After work, I do something I haven’t done since high school. I go to the batting cages and start hitting balls, because I need to work off some energy and figure out how to tell or show Alden how I feel. My usual mode of stress relief—fucking some random guy—isn’t an option.
Besides, Alden reminds me of things I used to want. Like a relationship. And like being a baseball player. I got on another track, but I can still chase a few of my old dreams. So: batting practice it is.
Swing.
Hit.
Repeat.
My thoughts are all over the place. Can I be brave enough to show Alden how I feel? My muscles burn. I’m overdoing it. I can see why this is Alden’s favorite sport. It requires precision and lends itself to analysis and statistics—except there’s still a lot of fun with bats and balls. Maybe I’ll join a softball team. I bet we both could.
My phone rings, and I shut the machine off to check it.
It’s my mom. “Mijo, ¿cómo estás? When are you going to bring Alden to dinner again?”
I swallow hard. “I don’t know.”
“What? Why not? He’s wonderful!”
“We kind of broke up.”
“Oh, Danny. Do you want to talk about it?”
“Not really. That’s why I’m at the batting cages.”
It’s quiet on the line. Then, “You haven’t gone there in years. Not since before Brian.”
I sigh. “I know. I needed to work out some things.”
Another pause. “Do you think you may be scared to love because of what happened with your father?”
I don’t answer.
“Because I think you believe some bullshit—”
“Mom! You said a bad word.”
“Bullshit, mijo. I had your father for years. Not as many as I’d hoped to, but the time we had together was sweet, and I have my memories of him. My life is better because he was in it, no matter what. What’s happened since then, that’s my choice. By the time I was done grieving, I decided I liked being single. But if I found someone who made me feel the way your dad made me feel—someone who lights me up the way Alden does for you—I’d reconsider.”
“How come you never told me any of this?” I ask, rubbing my chest.
“Because matters of the heart are delicate. And you need to learn them for yourself, not have your mom tell you what to do.”

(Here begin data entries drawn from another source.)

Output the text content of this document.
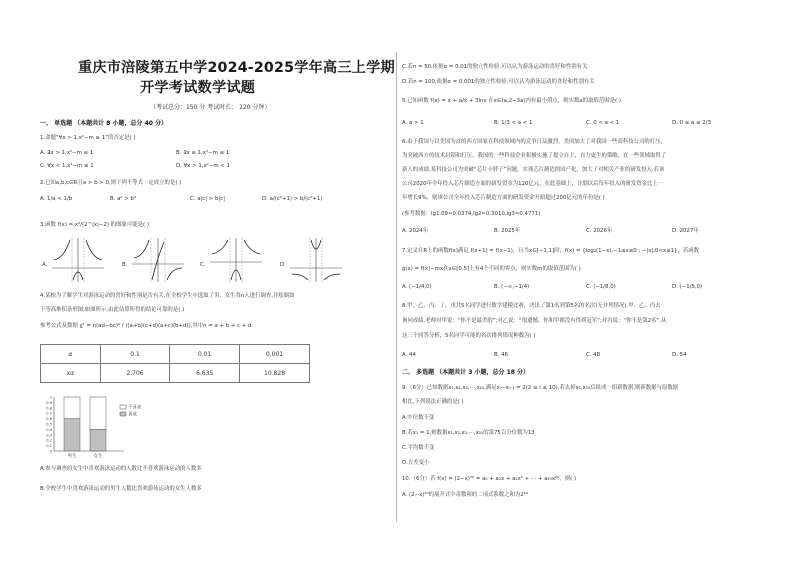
重庆市涪陵第五中学2024-2025学年高三上学期
开学考试数学试题
（考试总分：150 分 考试时长： 120 分钟）
一、 单选题 （本题共计 8 小题，总分 40 分）
1.命题“∀x > 1,x²−m ≥ 1”的否定是( )
A. ∃x > 1,x²−m ≤ 1	B. ∃x ≤ 1,x²−m ≤ 1
C. ∀x < 1,x²−m ≤ 1	D. ∀x > 1,x²−m < 1
2.已知a,b,c∈R且a > b > 0,则下列不等式一定成立的是( )
A. 1/a < 1/b	B. a² > b²	C. a|c| > b|c|	D. a/(c²+1) > b/(c²+1)
3.函数 f(x) = x²/(2^|x|−2) 的图象可能是( )
A.	B.	C.	D.
4.某校为了解学生对游泳运动的喜好和性别是否有关,在全校学生中选取了男、女生各n人进行调查,并绘制如
下等高堆积条形图,如图所示,由此估算所得的结论可靠的是( )
参考公式及数据 χ² = n(ad−bc)² / ((a+b)(c+d)(a+c)(b+d)),其中n = a + b + c + d
α	0.1	0.01	0.001
xα	2.706	6.635	10.828
1
0.9
0.8
0.7
0.6
0.5
0.4
0.3
0.2
0.1
0
男生	女生
不喜欢
喜欢
A.参与调查的女生中喜欢游泳运动的人数比不喜欢游泳运动的人数多
B.全校学生中喜欢游泳运动的男生人数比喜欢游泳运动的女生人数多
C.若n = 50,依据α = 0.01的独立性检验,可以认为游泳运动的喜好和性别有关
D.若n = 100,依据α = 0.001的独立性检验,可以认为游泳运动的喜好和性别有关
5.已知函数 f(x) = x + a/x + 3lnx 在x∈(a,2−3a)内有最小值点，则实数a的取值范围是( )
A. a > 1	B. 1/3 < a < 1	C. 0 < a < 1	D. 0 ≤ a ≤ 2/3
6.由于我国与以美国为首的西方国家在科技领域内的竞争日益激烈，美国加大了对我国一些高科技公司的打压，
为突破西方的技术封锁和打压，我国的一些科技企业积极实施了提立自主，自力更生的策略，在一些领域取得了
新人的成绩.某科技公司为突破“芯片卡脖子”问题，实现芯片制造的国产化，加大了对相关产业的研发投入.若该
公司2020年全年投入芯片制造方面的研发资金为120亿元，在此基础上，计划以后每年投入的研发资金比上一
年增长9%，则该公司全年投入芯片制造方面的研发资金开始超过200亿元的年份是( )
(参考数据：lg1.09≈0.0374,lg2≈0.3010,lg3≈0.4771)
A. 2024年	B. 2025年	C. 2026年	D. 2027年
7.定义在R上的函数f(x)满足 f(x+1) = f(x−1)，且当x∈[−1,1]时，f(x) = {log₂(1−x),−1≤x≤0 ; −|x|,0<x≤1}，若函数
g(x) = f(x)−mx在x∈[0,5]上有4个不同的零点，则实数m的取值范围为( )
A. (−1/4,0)	B. (−∞,−1/4)	C. (−1/8,0)	D. (−1/5,0)
8.甲、乙、丙、丁、戊共5名同学进行数学建模比赛，决出了第1名到第5名的名次(无并列情况).甲、乙、丙去
询问成绩,老师对甲说：“你不是最差的”;对乙说：“很遗憾，你和甲都没有得到冠军”;对丙说：“你不是第2名”.从
这三个回答分析，5名同学可能的名次排列情况种数为( )
A. 44	B. 46	C. 48	D. 54
二、 多选题 （本题共计 3 小题，总分 18 分）
9.（6分）已知数据x₁,x₂,x₃,⋯,x₁₀,满足xᵢ−xᵢ₋₁ = 2(2 ≤ i ≤ 10),若去掉x₁,x₁₀后组成一组新数据,则新数据与原数据
相比,下列说法正确的是( )
A.中位数不变
B.若x₁ = 1,则数据x₁,x₂,x₃,⋯,x₁₀的第75百分位数为13
C.平均数不变
D.方差变小
10.（6分）若 f(x) = (2−x)²⁰ = a₀ + a₁x + a₂x² + ⋯ + a₂₀x²⁰，则( )
A. (2−x)²⁰的展开式中奇数项的二项式系数之和为2¹⁹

I grin despite myself. “What would my mom tell me to do?”
“I’d tell you to hold on to Alden and not let him go.”
When I get home, I’m as antsy as I was before I went to the cages, only now my arms feel like overcooked pasta and my back is threatening a revolt. I shower, and while I’m in there, I realize how I can tell Alden how I feel.

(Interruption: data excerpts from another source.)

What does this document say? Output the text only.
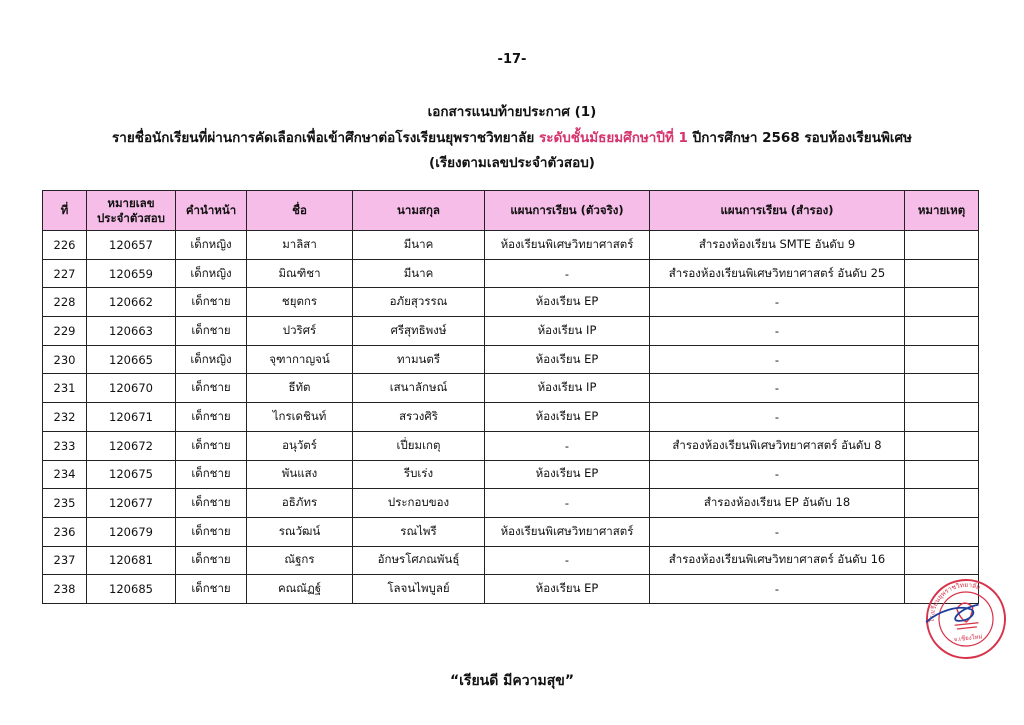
-17-
เอกสารแนบท้ายประกาศ (1)
รายชื่อนักเรียนที่ผ่านการคัดเลือกเพื่อเข้าศึกษาต่อโรงเรียนยุพราชวิทยาลัย ระดับชั้นมัธยมศึกษาปีที่ 1 ปีการศึกษา 2568 รอบห้องเรียนพิเศษ
(เรียงตามเลขประจำตัวสอบ)
ที่	หมายเลข ประจำตัวสอบ	คำนำหน้า	ชื่อ	นามสกุล	แผนการเรียน (ตัวจริง)	แผนการเรียน (สำรอง)	หมายเหตุ
226	120657	เด็กหญิง	มาลิสา	มีนาค	ห้องเรียนพิเศษวิทยาศาสตร์	สำรองห้องเรียน SMTE อันดับ 9	
227	120659	เด็กหญิง	มิณฑิชา	มีนาค	-	สำรองห้องเรียนพิเศษวิทยาศาสตร์ อันดับ 25	
228	120662	เด็กชาย	ชยุตกร	อภัยสุวรรณ	ห้องเรียน EP	-	
229	120663	เด็กชาย	ปวริศร์	ศรีสุทธิพงษ์	ห้องเรียน IP	-	
230	120665	เด็กหญิง	จุฑากาญจน์	ทามนตรี	ห้องเรียน EP	-	
231	120670	เด็กชาย	ธีทัต	เสนาลักษณ์	ห้องเรียน IP	-	
232	120671	เด็กชาย	ไกรเดชินท์	สรวงศิริ	ห้องเรียน EP	-	
233	120672	เด็กชาย	อนุวัตร์	เปี่ยมเกตุ	-	สำรองห้องเรียนพิเศษวิทยาศาสตร์ อันดับ 8	
234	120675	เด็กชาย	พันแสง	รีบเร่ง	ห้องเรียน EP	-	
235	120677	เด็กชาย	อธิภัทร	ประกอบของ	-	สำรองห้องเรียน EP อันดับ 18	
236	120679	เด็กชาย	รณวัฒน์	รณไพรี	ห้องเรียนพิเศษวิทยาศาสตร์	-	
237	120681	เด็กชาย	ณัฐกร	อักษรโศภณพันธุ์	-	สำรองห้องเรียนพิเศษวิทยาศาสตร์ อันดับ 16	
238	120685	เด็กชาย	คณณัฏฐ์	โลจนไพบูลย์	ห้องเรียน EP	-	
โรงเรียนยุพราชวิทยาลัย
จ.เชียงใหม่
“เรียนดี มีความสุข”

I step out of the shower and don’t bother getting dressed. I just wrap a towel around my waist and turn on the camera.
My words pour out in a stream, without conscious thought. “I know not very many people will see this video, because I have barely any followers. I started this channel with the intent to go viral to win a bet with a friend. But that hasn’t really gone anywhere. I have something to say, though.
“I started out wanting to teach a coworker—John Doe—who asked me how to be a playboy. How to be good with the guys. Because he was less experienced than me.
“What he’s taught me, though, is that I don’t want to be a player anymore.” I sigh. “I want him. I’m completely and totally in love with him.” I pause a moment to collect myself, my emotions getting to me. “Yeah. I’m in love with him. The other night, I told him we needed to take a break because he should experience being with other people, not just me. And I still think that’s probably true. I hate the idea of him tying himself to me too soon and eventually regretting it. But… I hate the idea of being apart from him, too. I’ve spent years avoiding getting involved, because I was afraid of getting hurt—and right now I’m terrified that one day, he’ll realize he can do better than me, and I’ll lose him. But despite all that, Alden, I love you. I want to be with you. And if you see this and you want to be with me, I’m yours. For as long as you’ll have me. Let’s write a new contract.”
A tear runs down my face, and I wipe it away.